Is my bank login going out encrypted?
I'm responsible for Emergency Management in our organization. I used to be in the computer industry so am familiar with lots of "stuff" but in internet security I'm pretty new. Unfortunately, I know more about it than any of my co-workers and they're asking questions about traveling overseas, wireless access and security.
I've begun reading all the newbies items here and can tell this is going to be a great resource but I have an immediate need I'm hoping someone will have a suggestion or two for.
The immediate problem is some of our guys want to do online banking while they're traveling and use free wireless access points when they can. I went to the login page on our bank site (which is the splash page), looked in the address bar and noticed it said http: instead of https:. To me, this means the login name and password is going out unencrypted.
I called the bank and the person I spoke to said that the login part of the page was encrypted though the rest of the page wasn't.
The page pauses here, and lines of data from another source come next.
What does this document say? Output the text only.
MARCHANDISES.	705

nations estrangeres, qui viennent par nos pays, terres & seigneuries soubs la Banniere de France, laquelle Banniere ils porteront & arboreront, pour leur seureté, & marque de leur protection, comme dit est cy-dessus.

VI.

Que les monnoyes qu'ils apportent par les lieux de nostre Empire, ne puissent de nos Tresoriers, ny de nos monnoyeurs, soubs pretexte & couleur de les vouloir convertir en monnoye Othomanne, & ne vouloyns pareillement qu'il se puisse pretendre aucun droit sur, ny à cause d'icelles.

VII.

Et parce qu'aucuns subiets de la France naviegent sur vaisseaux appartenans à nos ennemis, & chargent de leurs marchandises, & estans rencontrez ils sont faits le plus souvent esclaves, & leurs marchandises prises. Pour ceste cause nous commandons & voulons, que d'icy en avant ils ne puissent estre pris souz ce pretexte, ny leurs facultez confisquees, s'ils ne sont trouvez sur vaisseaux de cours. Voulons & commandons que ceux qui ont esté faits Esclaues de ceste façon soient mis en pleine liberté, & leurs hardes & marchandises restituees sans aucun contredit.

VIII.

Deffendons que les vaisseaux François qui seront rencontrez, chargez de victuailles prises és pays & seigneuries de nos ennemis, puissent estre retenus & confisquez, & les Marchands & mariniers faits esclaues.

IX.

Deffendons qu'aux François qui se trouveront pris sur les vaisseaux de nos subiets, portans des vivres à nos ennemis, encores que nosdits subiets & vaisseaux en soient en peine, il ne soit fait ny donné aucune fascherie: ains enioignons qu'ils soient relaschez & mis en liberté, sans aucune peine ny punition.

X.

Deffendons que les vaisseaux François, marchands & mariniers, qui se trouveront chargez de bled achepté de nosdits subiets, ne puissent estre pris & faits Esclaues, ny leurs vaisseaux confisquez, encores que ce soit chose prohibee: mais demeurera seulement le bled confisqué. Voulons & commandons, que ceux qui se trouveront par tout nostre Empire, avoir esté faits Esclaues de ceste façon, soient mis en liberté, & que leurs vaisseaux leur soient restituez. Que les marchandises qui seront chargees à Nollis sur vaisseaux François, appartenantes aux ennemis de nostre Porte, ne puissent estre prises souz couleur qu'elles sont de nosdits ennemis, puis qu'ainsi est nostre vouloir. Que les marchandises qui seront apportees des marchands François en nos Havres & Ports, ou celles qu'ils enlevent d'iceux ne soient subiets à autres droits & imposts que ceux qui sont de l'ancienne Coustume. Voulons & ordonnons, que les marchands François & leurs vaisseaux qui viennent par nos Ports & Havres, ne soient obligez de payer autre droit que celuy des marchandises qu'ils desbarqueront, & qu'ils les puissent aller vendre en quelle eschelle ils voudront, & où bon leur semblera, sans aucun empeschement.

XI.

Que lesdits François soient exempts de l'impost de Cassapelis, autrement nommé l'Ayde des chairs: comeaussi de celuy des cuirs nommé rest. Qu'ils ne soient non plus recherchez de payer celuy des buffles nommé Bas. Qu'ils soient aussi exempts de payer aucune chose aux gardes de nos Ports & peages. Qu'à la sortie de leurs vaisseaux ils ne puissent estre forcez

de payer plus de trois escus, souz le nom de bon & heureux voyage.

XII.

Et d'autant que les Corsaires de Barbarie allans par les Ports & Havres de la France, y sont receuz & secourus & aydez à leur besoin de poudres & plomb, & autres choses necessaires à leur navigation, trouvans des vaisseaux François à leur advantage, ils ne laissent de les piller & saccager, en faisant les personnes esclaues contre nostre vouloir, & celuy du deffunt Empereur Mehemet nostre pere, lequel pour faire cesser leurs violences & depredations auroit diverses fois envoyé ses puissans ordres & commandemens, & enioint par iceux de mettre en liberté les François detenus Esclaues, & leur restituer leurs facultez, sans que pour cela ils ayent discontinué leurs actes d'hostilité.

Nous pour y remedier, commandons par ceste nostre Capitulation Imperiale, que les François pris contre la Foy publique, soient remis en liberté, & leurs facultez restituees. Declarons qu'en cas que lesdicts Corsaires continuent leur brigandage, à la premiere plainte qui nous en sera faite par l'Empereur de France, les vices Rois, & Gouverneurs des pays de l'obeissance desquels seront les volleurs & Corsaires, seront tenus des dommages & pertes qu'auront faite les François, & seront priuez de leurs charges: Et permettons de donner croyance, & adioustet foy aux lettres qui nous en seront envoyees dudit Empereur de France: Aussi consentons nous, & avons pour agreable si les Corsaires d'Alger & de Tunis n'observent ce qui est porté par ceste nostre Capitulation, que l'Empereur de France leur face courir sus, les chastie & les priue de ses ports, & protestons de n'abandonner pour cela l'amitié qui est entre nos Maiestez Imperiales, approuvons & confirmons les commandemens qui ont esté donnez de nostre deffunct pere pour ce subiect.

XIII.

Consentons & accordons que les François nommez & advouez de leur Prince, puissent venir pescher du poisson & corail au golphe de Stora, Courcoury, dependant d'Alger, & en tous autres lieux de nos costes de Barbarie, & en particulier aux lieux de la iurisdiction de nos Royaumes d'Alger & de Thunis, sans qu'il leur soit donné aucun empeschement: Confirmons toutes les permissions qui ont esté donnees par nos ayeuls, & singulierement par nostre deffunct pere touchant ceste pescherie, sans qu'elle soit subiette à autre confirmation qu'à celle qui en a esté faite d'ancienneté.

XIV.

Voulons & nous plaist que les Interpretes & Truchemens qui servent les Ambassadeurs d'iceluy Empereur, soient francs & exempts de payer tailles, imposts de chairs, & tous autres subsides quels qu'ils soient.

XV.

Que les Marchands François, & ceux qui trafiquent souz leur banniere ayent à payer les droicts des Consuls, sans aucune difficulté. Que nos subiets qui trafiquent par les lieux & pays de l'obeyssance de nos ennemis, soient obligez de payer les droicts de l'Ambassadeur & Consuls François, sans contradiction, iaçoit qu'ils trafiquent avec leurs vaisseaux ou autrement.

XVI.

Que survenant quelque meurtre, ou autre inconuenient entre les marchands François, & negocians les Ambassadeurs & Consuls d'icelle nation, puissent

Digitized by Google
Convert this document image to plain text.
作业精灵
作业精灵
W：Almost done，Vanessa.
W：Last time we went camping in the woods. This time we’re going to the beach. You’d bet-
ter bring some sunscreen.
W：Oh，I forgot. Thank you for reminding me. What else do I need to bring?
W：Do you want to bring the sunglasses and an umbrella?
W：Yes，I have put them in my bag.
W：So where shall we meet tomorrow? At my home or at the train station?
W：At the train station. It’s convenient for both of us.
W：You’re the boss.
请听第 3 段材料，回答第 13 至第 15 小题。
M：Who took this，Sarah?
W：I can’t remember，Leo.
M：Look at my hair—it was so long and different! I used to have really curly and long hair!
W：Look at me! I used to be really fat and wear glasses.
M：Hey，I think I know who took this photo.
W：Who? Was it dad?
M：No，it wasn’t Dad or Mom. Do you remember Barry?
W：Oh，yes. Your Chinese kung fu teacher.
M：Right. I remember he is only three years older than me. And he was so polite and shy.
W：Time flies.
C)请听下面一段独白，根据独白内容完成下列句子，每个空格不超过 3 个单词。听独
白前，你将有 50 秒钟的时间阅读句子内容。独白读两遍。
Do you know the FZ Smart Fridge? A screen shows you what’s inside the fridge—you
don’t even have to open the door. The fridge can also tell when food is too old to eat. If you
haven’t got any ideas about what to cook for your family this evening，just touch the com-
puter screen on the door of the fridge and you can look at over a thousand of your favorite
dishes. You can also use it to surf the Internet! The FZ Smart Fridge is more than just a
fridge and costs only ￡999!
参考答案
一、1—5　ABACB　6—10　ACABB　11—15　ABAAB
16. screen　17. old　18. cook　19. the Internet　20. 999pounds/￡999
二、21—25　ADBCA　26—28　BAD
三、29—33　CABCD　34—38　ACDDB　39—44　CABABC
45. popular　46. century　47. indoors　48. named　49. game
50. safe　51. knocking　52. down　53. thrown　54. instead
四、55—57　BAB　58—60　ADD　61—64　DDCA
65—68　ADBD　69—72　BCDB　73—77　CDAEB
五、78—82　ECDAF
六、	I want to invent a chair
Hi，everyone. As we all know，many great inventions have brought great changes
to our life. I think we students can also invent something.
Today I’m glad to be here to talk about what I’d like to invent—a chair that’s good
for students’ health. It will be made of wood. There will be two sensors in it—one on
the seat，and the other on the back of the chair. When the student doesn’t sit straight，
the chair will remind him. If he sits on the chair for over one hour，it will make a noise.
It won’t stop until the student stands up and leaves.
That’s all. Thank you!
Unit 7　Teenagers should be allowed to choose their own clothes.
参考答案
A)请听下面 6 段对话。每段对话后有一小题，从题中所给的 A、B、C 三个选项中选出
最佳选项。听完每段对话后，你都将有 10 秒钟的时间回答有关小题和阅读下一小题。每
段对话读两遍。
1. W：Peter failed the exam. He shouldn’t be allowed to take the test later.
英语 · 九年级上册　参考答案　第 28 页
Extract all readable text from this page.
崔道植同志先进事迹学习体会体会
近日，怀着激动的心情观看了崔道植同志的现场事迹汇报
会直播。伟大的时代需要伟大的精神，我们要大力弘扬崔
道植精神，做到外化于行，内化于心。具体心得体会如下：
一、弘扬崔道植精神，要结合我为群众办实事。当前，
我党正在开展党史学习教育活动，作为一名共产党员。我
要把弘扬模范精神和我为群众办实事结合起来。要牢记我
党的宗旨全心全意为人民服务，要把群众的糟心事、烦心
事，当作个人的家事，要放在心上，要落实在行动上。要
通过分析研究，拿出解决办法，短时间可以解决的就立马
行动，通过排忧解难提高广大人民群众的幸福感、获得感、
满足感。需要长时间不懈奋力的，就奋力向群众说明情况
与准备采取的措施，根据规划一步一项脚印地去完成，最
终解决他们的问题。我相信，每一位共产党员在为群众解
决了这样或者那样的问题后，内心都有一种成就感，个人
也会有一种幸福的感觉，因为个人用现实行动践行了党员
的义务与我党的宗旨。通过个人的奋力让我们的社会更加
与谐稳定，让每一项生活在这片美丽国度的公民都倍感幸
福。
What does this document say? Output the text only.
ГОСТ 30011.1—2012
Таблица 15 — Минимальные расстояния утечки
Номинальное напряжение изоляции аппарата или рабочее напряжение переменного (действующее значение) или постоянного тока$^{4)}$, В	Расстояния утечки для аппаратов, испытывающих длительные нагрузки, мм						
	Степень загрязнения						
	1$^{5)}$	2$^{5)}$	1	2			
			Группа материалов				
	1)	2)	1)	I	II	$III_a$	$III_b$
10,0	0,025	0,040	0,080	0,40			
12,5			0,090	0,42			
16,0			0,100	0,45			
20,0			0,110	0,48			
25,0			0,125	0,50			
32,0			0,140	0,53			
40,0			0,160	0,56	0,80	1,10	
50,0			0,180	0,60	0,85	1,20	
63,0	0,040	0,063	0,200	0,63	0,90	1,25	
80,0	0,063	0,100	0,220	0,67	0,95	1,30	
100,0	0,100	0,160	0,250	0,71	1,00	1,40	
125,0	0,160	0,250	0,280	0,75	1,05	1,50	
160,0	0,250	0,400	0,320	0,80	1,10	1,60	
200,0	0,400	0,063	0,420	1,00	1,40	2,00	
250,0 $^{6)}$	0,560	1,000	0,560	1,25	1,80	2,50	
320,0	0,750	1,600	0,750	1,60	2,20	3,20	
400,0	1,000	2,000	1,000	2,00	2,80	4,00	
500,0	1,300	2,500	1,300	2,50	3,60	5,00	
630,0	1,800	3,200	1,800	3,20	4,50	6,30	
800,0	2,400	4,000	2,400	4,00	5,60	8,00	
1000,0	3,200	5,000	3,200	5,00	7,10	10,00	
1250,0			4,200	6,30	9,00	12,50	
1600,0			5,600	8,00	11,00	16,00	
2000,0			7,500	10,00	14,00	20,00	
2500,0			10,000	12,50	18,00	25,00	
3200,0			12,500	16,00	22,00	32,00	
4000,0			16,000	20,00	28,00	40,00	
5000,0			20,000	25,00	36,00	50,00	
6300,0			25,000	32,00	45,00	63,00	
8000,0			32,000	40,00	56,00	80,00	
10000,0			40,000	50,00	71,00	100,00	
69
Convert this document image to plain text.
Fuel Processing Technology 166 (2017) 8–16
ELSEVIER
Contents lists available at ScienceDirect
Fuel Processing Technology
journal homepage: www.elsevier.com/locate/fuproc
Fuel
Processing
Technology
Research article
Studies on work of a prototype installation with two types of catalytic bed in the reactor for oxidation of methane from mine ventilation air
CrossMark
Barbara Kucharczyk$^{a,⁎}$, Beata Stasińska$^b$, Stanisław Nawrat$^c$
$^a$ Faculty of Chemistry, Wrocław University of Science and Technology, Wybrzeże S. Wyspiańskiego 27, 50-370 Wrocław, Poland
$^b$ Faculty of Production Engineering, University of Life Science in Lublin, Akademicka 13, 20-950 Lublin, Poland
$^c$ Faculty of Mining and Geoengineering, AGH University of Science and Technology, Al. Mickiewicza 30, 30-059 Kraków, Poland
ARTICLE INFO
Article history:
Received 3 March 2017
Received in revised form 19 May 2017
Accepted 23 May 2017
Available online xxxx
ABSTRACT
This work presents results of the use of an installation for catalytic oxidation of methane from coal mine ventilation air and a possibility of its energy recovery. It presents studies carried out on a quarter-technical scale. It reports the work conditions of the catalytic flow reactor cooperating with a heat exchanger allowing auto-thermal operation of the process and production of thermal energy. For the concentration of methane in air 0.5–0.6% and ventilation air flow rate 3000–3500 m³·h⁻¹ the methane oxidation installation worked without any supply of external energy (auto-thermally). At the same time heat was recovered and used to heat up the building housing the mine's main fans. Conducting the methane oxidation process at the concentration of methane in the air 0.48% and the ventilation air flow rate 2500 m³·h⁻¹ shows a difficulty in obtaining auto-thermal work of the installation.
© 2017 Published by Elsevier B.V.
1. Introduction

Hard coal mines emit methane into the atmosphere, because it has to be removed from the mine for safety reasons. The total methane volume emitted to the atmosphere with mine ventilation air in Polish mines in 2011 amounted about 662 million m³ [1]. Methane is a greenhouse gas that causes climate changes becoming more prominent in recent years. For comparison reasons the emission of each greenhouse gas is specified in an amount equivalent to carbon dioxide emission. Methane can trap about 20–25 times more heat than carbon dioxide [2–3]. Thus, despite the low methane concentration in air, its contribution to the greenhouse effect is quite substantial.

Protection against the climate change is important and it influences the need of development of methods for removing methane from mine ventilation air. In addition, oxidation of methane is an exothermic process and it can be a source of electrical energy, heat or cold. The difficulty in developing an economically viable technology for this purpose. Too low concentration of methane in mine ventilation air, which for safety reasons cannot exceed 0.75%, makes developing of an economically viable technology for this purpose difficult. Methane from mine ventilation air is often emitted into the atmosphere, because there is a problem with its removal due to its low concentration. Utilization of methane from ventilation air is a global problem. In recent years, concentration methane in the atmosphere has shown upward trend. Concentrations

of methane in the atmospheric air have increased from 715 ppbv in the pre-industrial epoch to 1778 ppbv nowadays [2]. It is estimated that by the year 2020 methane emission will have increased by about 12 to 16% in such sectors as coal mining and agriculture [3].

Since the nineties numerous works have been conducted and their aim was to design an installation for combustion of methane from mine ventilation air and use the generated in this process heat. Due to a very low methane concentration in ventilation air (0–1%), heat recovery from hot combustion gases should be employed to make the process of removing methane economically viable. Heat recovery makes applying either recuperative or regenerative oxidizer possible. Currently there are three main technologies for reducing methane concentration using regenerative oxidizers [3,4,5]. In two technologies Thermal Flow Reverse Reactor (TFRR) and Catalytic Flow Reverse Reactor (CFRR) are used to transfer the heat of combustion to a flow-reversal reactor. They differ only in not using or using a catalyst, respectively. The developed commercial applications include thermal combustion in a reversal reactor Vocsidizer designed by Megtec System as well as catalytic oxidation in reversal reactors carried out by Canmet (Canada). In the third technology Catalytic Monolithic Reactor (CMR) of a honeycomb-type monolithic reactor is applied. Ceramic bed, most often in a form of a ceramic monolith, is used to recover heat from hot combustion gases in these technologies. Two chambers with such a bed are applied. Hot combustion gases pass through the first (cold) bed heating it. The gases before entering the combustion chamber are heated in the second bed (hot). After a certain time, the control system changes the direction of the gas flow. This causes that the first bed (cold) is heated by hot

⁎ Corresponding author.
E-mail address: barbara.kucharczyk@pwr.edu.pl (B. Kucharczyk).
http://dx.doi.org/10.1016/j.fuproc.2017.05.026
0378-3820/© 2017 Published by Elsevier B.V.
Actually, she said the name wasn't but the password was encrypted. If what I read is correct, this is possible but I'm a little suspicious and would like to prove it to myself because a lot of guys are overseas using whatever access points for their banking with little or no knowledge of the dangers (cringe).
So, my questions are:
-Can I test this on my home computer by doing something like "sniffing" what goes to my wireless router when I hit enter on the login page? What software would I use for that?
-Maybe I'm on the wrong track and should try to determine this a different way like looking at the source code on the page?
Sorry for such newb questions, but I'm not to proud to ask those who have been there, done that and got the t-shirt. Thanks in advance for your wisdom. This just evolved into my lap and I've got folks in 28 countries and I'm all 'a sudden pretty worried.